I want to make a high performance engine, but I want to know if it is worth the effort to do so. I understand that I must use small combustion chamber cylinder heads (58cc) with a 283 and 64cc with a 307. I would like to get at least 10 to 1 compression.
The parts I plan on using are a solid/mechanical cam in the .480-inch/.500-inch lift range, a single plane intake manifold with a 650 cfm carburetor, large diameter headers and a high stall converter (I already have all the parts except the cam). The engine will be going into an ex-bracket race Nova with a 4.56 rear-end gear; I want at least 500 horsepower and to run in the 10s.
A: Based on what information you’ve given us, we think the engine is a 283. While the 283 is a fine engine, getting 500 horsepower out of it will be very expensive, and the engine will not be easy to live with.

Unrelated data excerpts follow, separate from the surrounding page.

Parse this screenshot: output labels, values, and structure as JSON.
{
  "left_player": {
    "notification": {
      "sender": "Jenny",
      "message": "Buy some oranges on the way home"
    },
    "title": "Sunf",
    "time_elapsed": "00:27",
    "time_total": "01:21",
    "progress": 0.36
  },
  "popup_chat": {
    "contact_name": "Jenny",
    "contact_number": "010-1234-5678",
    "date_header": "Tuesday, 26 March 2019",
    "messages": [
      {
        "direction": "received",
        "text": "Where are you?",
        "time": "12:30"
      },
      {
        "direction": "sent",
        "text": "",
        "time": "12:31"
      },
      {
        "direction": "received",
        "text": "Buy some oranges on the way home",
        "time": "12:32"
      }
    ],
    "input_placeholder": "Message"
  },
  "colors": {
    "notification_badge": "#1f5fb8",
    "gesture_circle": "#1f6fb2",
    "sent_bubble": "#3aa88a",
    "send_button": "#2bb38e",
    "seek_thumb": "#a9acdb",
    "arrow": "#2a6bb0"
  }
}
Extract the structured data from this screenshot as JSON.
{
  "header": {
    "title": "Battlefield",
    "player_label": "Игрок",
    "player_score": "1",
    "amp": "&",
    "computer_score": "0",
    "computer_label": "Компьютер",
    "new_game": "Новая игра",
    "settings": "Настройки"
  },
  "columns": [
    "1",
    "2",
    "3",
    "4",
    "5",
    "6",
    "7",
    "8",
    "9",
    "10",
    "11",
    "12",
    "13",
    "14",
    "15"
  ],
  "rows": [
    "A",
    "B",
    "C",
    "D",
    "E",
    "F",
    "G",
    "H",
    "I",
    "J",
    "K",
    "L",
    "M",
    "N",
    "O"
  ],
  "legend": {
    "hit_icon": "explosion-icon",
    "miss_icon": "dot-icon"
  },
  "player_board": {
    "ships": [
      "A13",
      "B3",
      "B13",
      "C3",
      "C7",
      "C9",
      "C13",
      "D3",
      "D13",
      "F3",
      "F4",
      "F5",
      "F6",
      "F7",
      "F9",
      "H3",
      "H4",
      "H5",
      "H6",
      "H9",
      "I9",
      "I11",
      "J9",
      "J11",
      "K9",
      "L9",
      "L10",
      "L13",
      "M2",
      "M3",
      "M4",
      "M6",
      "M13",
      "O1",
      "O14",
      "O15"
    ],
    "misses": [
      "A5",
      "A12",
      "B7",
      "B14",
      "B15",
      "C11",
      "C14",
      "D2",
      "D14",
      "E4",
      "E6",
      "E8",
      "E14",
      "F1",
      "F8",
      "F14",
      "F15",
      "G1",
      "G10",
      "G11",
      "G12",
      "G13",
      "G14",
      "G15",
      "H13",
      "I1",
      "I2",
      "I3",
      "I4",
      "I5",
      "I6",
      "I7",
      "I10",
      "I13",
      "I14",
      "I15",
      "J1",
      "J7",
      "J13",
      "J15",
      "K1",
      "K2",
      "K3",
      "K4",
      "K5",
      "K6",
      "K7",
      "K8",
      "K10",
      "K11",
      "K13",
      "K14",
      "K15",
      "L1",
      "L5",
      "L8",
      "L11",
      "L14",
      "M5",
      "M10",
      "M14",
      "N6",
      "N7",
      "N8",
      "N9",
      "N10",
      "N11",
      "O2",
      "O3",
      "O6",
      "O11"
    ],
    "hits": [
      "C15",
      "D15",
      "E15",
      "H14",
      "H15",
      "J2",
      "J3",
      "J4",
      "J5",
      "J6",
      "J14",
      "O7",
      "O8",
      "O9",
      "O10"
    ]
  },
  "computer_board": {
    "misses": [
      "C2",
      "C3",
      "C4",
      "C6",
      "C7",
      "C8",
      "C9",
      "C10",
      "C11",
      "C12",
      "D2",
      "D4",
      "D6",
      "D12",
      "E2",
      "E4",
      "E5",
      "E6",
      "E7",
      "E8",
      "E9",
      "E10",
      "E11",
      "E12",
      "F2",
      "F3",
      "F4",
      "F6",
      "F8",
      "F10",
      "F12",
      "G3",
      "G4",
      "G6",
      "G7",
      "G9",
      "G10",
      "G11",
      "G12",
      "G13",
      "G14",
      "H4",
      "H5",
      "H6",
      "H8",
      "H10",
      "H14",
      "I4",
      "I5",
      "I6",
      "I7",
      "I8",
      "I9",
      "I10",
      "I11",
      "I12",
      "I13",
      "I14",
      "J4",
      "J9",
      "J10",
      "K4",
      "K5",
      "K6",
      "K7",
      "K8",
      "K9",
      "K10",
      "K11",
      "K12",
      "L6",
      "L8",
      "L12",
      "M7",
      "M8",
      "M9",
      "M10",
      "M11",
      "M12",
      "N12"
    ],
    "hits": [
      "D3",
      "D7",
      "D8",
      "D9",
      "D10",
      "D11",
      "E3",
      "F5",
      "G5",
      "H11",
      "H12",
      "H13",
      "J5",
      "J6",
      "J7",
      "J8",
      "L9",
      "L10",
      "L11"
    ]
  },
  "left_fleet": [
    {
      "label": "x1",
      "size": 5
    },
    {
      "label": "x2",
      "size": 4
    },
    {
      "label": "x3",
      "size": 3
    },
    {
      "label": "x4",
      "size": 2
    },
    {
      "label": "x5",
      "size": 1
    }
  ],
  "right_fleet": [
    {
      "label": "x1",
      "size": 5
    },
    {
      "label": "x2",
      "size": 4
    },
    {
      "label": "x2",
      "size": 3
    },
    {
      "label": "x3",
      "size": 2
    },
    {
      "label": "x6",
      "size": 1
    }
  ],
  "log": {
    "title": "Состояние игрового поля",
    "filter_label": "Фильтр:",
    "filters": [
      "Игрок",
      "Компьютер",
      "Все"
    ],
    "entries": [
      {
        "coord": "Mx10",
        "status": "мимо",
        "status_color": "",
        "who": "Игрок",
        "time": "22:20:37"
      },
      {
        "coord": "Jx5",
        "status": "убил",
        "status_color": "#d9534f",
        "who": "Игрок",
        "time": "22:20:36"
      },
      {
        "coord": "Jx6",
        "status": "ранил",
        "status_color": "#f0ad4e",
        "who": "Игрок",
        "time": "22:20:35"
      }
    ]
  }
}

We know of a 283, bored .030-inch over to make a 287, that made over 500 horses. It cost the guy who owned it a lot of money, and the engine made its peak power above 9,500 rpm!
If you are really serious about doing this project, we suggest shooting for a more realistic goal of 350 horsepower. The cost is much more reasonable, the rpm range will be around 6,500 rpm — a lot more livable than 9,500.
If anyone offers to build you a 500-horse 283, make sure they at least have a flow bench (to do head and intake work) and an engine dyno so you can verify the engine does make that power you want.